3. Liquidity and Management’s Plans

 

We have financed our operations primarily through a combination of cash on hand, cash generated from operations, borrowings from third parties and related parties, and proceeds from private sales of equity. Since 2012, we have raised a total of approximately $18.6 million in cash through issuances of debt and equity securities. As of June 30, 2021, we had $1,140,631 in cash and cash equivalents, net working capital deficit of $380,126, and an accumulated deficit of approximately $22 million. In June 2021, we paid $954,733 in annual earnout liabilities.

 

In 2020, we engaged in several actions that significantly improved our liquidity and cash flows, including:

 

  acquiring Graphic Sciences and CEO Image, resulting in increased cash flow from operations,
     
  receiving aggregate gross proceeds of $3.5 million from the private placement of our common stock,
     
  converting all of the outstanding principal and accrued interest payable on our then-existing convertible debt in the approximate amount of $6.0 million into shares of common stock at a conversion price of $4.00 per share,

 

 

  receiving $2.0 million in proceeds from the issuance of 12% subordinated promissory notes due February 28, 2023, which we refer to as the 2020 Notes, and
     
  obtaining the loan under the Paycheck Protection Program through PNC Bank in the principal amount of $838,700 (the “PPP loan”), the principal and interest on which was forgiven in its entirety by the U.S. Small Business Administration (the “SBA”) by notice we received on January 20, 2021.

 

Overall, we reduced our outstanding debt by approximately $3 million during 2020 and have not incurred any new debt in 2021.

 

Our ability to meet our capital needs in the future will depend on many factors, including maintaining and enhancing our operating cash flow, successfully managing the transition of our recent acquisitions of Graphic Sciences and CEO Image, successfully retaining and growing our client base in the midst of general economic uncertainty, and managing the continuing effects of the COVID-19 pandemic on our business.
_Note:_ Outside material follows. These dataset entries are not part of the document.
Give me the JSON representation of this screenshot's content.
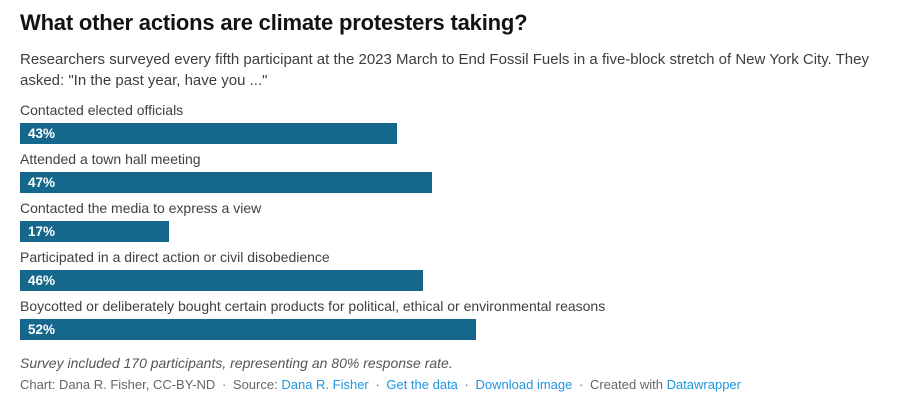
{
  "header": {
    "title": "What other actions are climate protesters taking?",
    "subtitle": "Researchers surveyed every fifth participant at the 2023 March to End Fossil Fuels in a five-block stretch of New York City. They asked: \"In the past year, have you ...\""
  },
  "chart_data": {
    "type": "bar",
    "orientation": "horizontal",
    "categories": [
      "Contacted elected officials",
      "Attended a town hall meeting",
      "Contacted the media to express a view",
      "Participated in a direct action or civil disobedience",
      "Boycotted or deliberately bought certain products for political, ethical or environmental reasons"
    ],
    "values": [
      43,
      47,
      17,
      46,
      52
    ],
    "value_suffix": "%",
    "xlim": [
      0,
      100
    ],
    "grid": false,
    "legend": false,
    "value_labels_inside_bars": true
  },
  "footer": {
    "note": "Survey included 170 participants, representing an 80% response rate.",
    "separator": "·",
    "credit_parts": [
      {
        "text": "Chart: Dana R. Fisher, CC-BY-ND",
        "link": false,
        "sep": false
      },
      {
        "text": "Source:",
        "link": false,
        "sep": true
      },
      {
        "text": "Dana R. Fisher",
        "link": true,
        "sep": false
      },
      {
        "text": "Get the data",
        "link": true,
        "sep": true
      },
      {
        "text": "Download image",
        "link": true,
        "sep": true
      },
      {
        "text": "Created with",
        "link": false,
        "sep": true
      },
      {
        "text": "Datawrapper",
        "link": true,
        "sep": false
      }
    ]
  },
  "colors": {
    "bar": "#15688c",
    "link": "#1e96e0",
    "title_text": "#121212",
    "muted_text": "#666666"
  }
}
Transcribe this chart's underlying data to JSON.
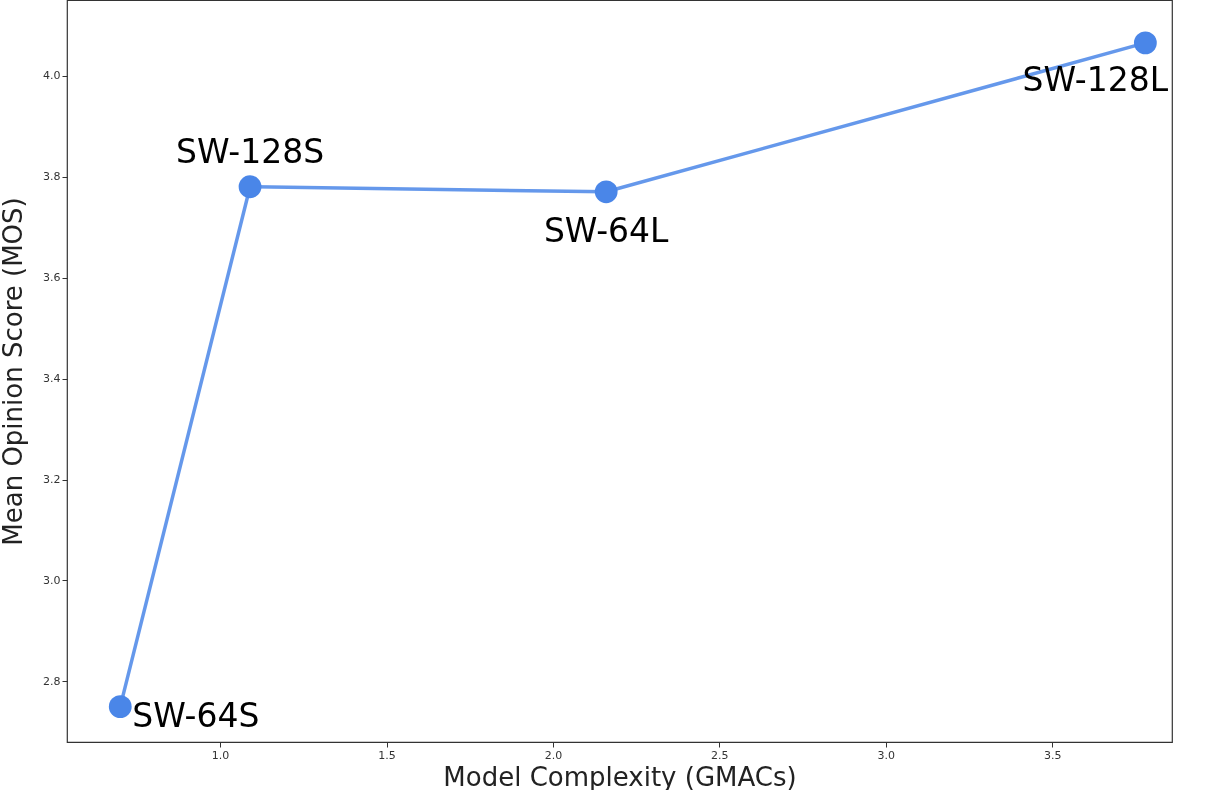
{
  "chart_data": {
    "type": "line",
    "xlabel": "Model Complexity (GMACs)",
    "ylabel": "Mean Opinion Score (MOS)",
    "x": [
      0.7,
      1.09,
      2.16,
      3.78
    ],
    "series": [
      {
        "color": "#4a86e8",
        "values": [
          2.75,
          3.78,
          3.77,
          4.065
        ]
      }
    ],
    "xlim": [
      0.54,
      3.86
    ],
    "ylim": [
      2.68,
      4.15
    ],
    "xticks": [
      {
        "value": 1.0,
        "label": "1.0"
      },
      {
        "value": 1.5,
        "label": "1.5"
      },
      {
        "value": 2.0,
        "label": "2.0"
      },
      {
        "value": 2.5,
        "label": "2.5"
      },
      {
        "value": 3.0,
        "label": "3.0"
      },
      {
        "value": 3.5,
        "label": "3.5"
      }
    ],
    "yticks": [
      {
        "value": 2.8,
        "label": "2.8"
      },
      {
        "value": 3.0,
        "label": "3.0"
      },
      {
        "value": 3.2,
        "label": "3.2"
      },
      {
        "value": 3.4,
        "label": "3.4"
      },
      {
        "value": 3.6,
        "label": "3.6"
      },
      {
        "value": 3.8,
        "label": "3.8"
      },
      {
        "value": 4.0,
        "label": "4.0"
      }
    ],
    "marker": "circle",
    "line_style": "solid",
    "grid": false,
    "annotations": [
      {
        "text": "SW-64S",
        "x": 0.7,
        "y": 2.75
      },
      {
        "text": "SW-128S",
        "x": 1.09,
        "y": 3.78
      },
      {
        "text": "SW-64L",
        "x": 2.16,
        "y": 3.77
      },
      {
        "text": "SW-128L",
        "x": 3.78,
        "y": 4.065
      }
    ]
  }
}
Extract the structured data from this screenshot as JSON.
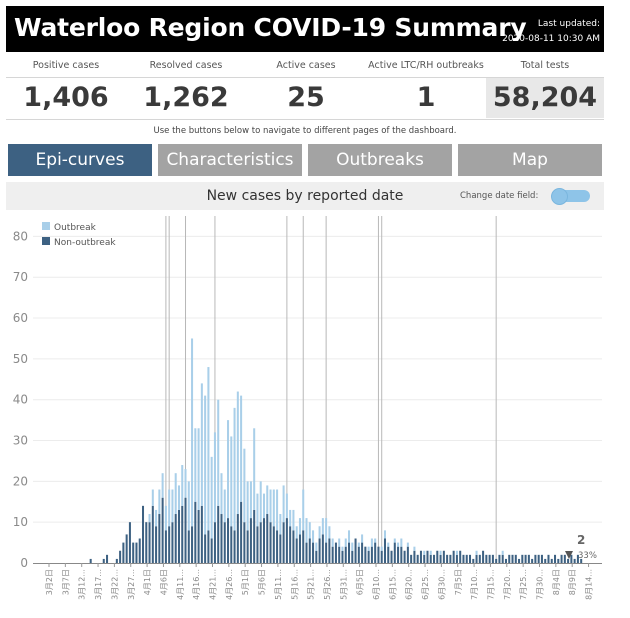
{
  "header": {
    "title": "Waterloo Region COVID-19 Summary",
    "last_updated_label": "Last updated:",
    "last_updated_value": "2020-08-11 10:30 AM"
  },
  "kpis": [
    {
      "label": "Positive cases",
      "value": "1,406"
    },
    {
      "label": "Resolved cases",
      "value": "1,262"
    },
    {
      "label": "Active cases",
      "value": "25"
    },
    {
      "label": "Active LTC/RH outbreaks",
      "value": "1"
    },
    {
      "label": "Total tests",
      "value": "58,204"
    }
  ],
  "nav_note": "Use the buttons below to navigate to different pages of the dashboard.",
  "nav": {
    "epi": "Epi-curves",
    "characteristics": "Characteristics",
    "outbreaks": "Outbreaks",
    "map": "Map"
  },
  "chart_header": {
    "title": "New cases by reported date",
    "toggle_label": "Change date field:"
  },
  "colors": {
    "outbreak": "#a9cfe9",
    "non_outbreak": "#3d6182",
    "active_nav": "#3d6182",
    "inactive_nav": "#a3a3a3"
  },
  "chart_data": {
    "type": "bar",
    "stacked": true,
    "title": "New cases by reported date",
    "legend": [
      "Outbreak",
      "Non-outbreak"
    ],
    "legend_position": "top-left",
    "ylim": [
      0,
      85
    ],
    "yticks": [
      0,
      10,
      20,
      30,
      40,
      50,
      60,
      70,
      80
    ],
    "grid": true,
    "x_tick_labels": [
      "3月2日",
      "3月7日",
      "3月12...",
      "3月17...",
      "3月22...",
      "3月27...",
      "4月1日",
      "4月6日",
      "4月11...",
      "4月16...",
      "4月21...",
      "4月26...",
      "5月1日",
      "5月6日",
      "5月11...",
      "5月16...",
      "5月21...",
      "5月26...",
      "5月31...",
      "6月5日",
      "6月10...",
      "6月15...",
      "6月20...",
      "6月25...",
      "6月30...",
      "7月5日",
      "7月10...",
      "7月15...",
      "7月20...",
      "7月25...",
      "7月30...",
      "8月4日",
      "8月9日",
      "8月14..."
    ],
    "start_date": "2020-03-02",
    "outbreak_dates": [
      "2020-04-09",
      "2020-04-10",
      "2020-04-15",
      "2020-04-24",
      "2020-05-16",
      "2020-05-21",
      "2020-05-28",
      "2020-06-13",
      "2020-06-14",
      "2020-07-19"
    ],
    "series": [
      {
        "name": "Non-outbreak",
        "values": [
          0,
          0,
          0,
          0,
          0,
          0,
          0,
          0,
          0,
          0,
          0,
          0,
          0,
          0,
          0,
          1,
          0,
          0,
          0,
          1,
          2,
          0,
          0,
          1,
          3,
          5,
          7,
          10,
          5,
          5,
          6,
          14,
          10,
          10,
          14,
          9,
          12,
          16,
          8,
          9,
          10,
          12,
          13,
          14,
          16,
          8,
          9,
          15,
          13,
          14,
          7,
          8,
          6,
          10,
          14,
          12,
          10,
          11,
          9,
          8,
          12,
          15,
          10,
          8,
          11,
          13,
          9,
          10,
          11,
          12,
          10,
          9,
          8,
          7,
          10,
          11,
          9,
          8,
          6,
          7,
          8,
          5,
          6,
          5,
          3,
          6,
          7,
          5,
          6,
          4,
          5,
          4,
          3,
          4,
          5,
          3,
          6,
          4,
          5,
          4,
          3,
          4,
          5,
          4,
          3,
          6,
          4,
          3,
          5,
          4,
          4,
          3,
          4,
          2,
          3,
          2,
          3,
          2,
          3,
          2,
          2,
          3,
          2,
          3,
          2,
          2,
          3,
          2,
          3,
          2,
          2,
          2,
          1,
          2,
          2,
          3,
          2,
          2,
          2,
          1,
          2,
          2,
          1,
          2,
          2,
          2,
          1,
          2,
          2,
          2,
          1,
          2,
          2,
          2,
          1,
          2,
          1,
          2,
          1,
          2,
          2,
          1,
          2,
          1,
          2,
          1
        ]
      },
      {
        "name": "Outbreak",
        "values": [
          0,
          0,
          0,
          0,
          0,
          0,
          0,
          0,
          0,
          0,
          0,
          0,
          0,
          0,
          0,
          0,
          0,
          0,
          0,
          0,
          0,
          0,
          0,
          0,
          0,
          0,
          0,
          0,
          0,
          0,
          0,
          0,
          0,
          2,
          4,
          4,
          6,
          6,
          6,
          9,
          8,
          10,
          6,
          10,
          7,
          12,
          46,
          18,
          20,
          30,
          34,
          40,
          20,
          22,
          26,
          10,
          8,
          24,
          22,
          30,
          30,
          26,
          18,
          12,
          9,
          20,
          8,
          10,
          6,
          7,
          8,
          9,
          10,
          5,
          9,
          6,
          4,
          5,
          3,
          4,
          10,
          6,
          4,
          3,
          2,
          3,
          4,
          6,
          3,
          2,
          0,
          2,
          1,
          2,
          3,
          2,
          0,
          1,
          2,
          0,
          1,
          2,
          1,
          0,
          1,
          2,
          1,
          0,
          1,
          1,
          2,
          0,
          1,
          0,
          1,
          0,
          0,
          1,
          0,
          1,
          0,
          0,
          1,
          0,
          0,
          0,
          0,
          1,
          0,
          0,
          0,
          0,
          0,
          1,
          0,
          0,
          0,
          0,
          0,
          0,
          0,
          1,
          0,
          0,
          0,
          0,
          0,
          0,
          0,
          0,
          0,
          0,
          0,
          0,
          0,
          0,
          0,
          0,
          0,
          0,
          0,
          0,
          0,
          0,
          0
        ]
      }
    ],
    "annotation": {
      "value": "2",
      "percent": "33%"
    }
  }
}
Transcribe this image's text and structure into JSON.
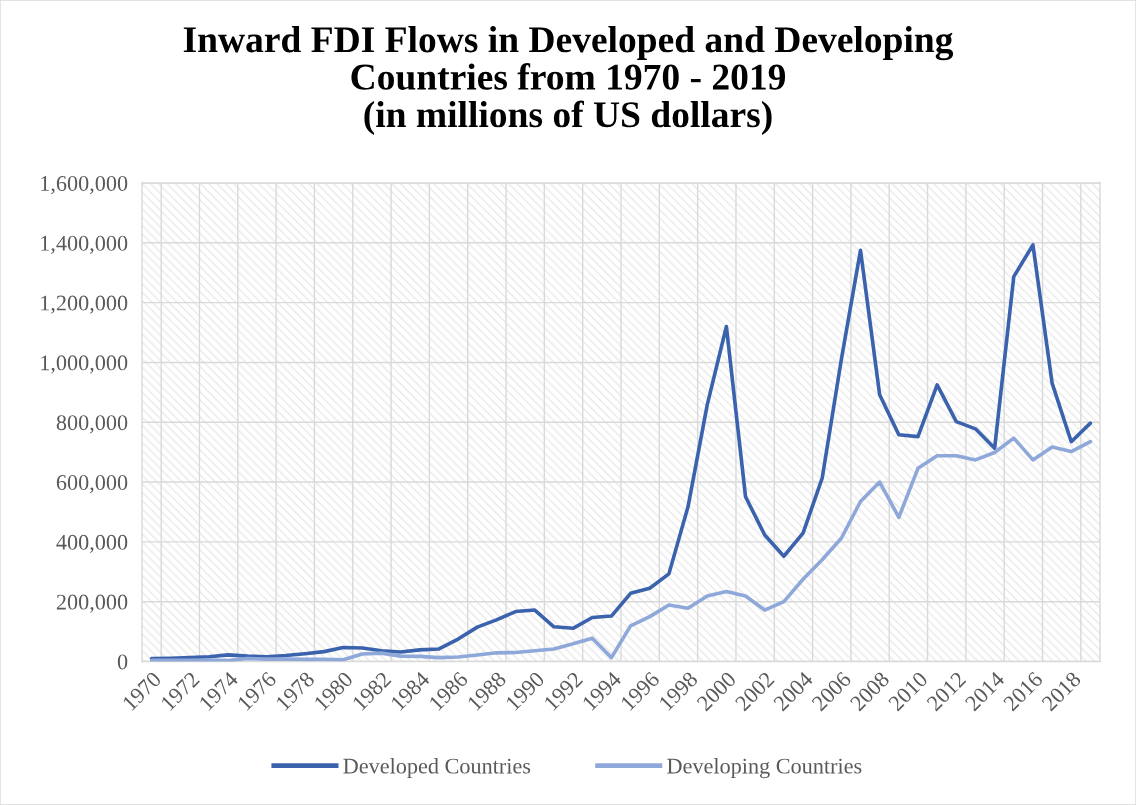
{
  "chart_data": {
    "type": "line",
    "title": "Inward FDI Flows in Developed and Developing\nCountries from 1970 - 2019\n(in millions of US dollars)",
    "categories": [
      "1970",
      null,
      "1972",
      null,
      "1974",
      null,
      "1976",
      null,
      "1978",
      null,
      "1980",
      null,
      "1982",
      null,
      "1984",
      null,
      "1986",
      null,
      "1988",
      null,
      "1990",
      null,
      "1992",
      null,
      "1994",
      null,
      "1996",
      null,
      "1998",
      null,
      "2000",
      null,
      "2002",
      null,
      "2004",
      null,
      "2006",
      null,
      "2008",
      null,
      "2010",
      null,
      "2012",
      null,
      "2014",
      null,
      "2016",
      null,
      "2018",
      null
    ],
    "series": [
      {
        "name": "Developed Countries",
        "color": "#3b63ad",
        "values": [
          10000,
          11000,
          13000,
          16000,
          22000,
          18000,
          16000,
          20000,
          26000,
          33000,
          47000,
          45000,
          36000,
          32000,
          39000,
          42000,
          75000,
          115000,
          139000,
          167000,
          172000,
          116000,
          111000,
          147000,
          152000,
          228000,
          245000,
          293000,
          518000,
          858000,
          1120000,
          551000,
          423000,
          352000,
          429000,
          613000,
          1010000,
          1375000,
          892000,
          758000,
          752000,
          925000,
          802000,
          778000,
          713000,
          1287000,
          1393000,
          931000,
          735000,
          797000
        ]
      },
      {
        "name": "Developing Countries",
        "color": "#8fa8da",
        "values": [
          4000,
          4000,
          4000,
          5000,
          3000,
          10000,
          8000,
          8000,
          7000,
          7000,
          6000,
          25000,
          28000,
          18000,
          17000,
          13000,
          15000,
          22000,
          29000,
          30000,
          36000,
          42000,
          59000,
          78000,
          13000,
          119000,
          150000,
          189000,
          178000,
          219000,
          234000,
          219000,
          172000,
          200000,
          275000,
          340000,
          412000,
          535000,
          600000,
          482000,
          646000,
          688000,
          688000,
          674000,
          699000,
          747000,
          674000,
          717000,
          702000,
          735000
        ]
      }
    ],
    "ylim": [
      0,
      1600000
    ],
    "yticks": [
      0,
      {
        "value": 200000,
        "label": "200,000"
      },
      {
        "value": 400000,
        "label": "400,000"
      },
      {
        "value": 600000,
        "label": "600,000"
      },
      {
        "value": 800000,
        "label": "800,000"
      },
      {
        "value": 1000000,
        "label": "1,000,000"
      },
      {
        "value": 1200000,
        "label": "1,200,000"
      },
      {
        "value": 1400000,
        "label": "1,400,000"
      },
      {
        "value": 1600000,
        "label": "1,600,000"
      }
    ],
    "grid": true,
    "legend": "bottom",
    "line_style": "solid"
  }
}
We will need to successfully manage our cash flows to support potential future earnout commitments and debt service commitments.

 

Based on our current plans and assumptions, we believe our capital resources, including our cash and cash equivalents, along with funds expected to be generated from our operations, will be sufficient to meet our anticipated cash needs arising in the ordinary course of business for at least the next 12 months, including to satisfy our expected working capital needs, earnout obligations and capital and debt service commitments.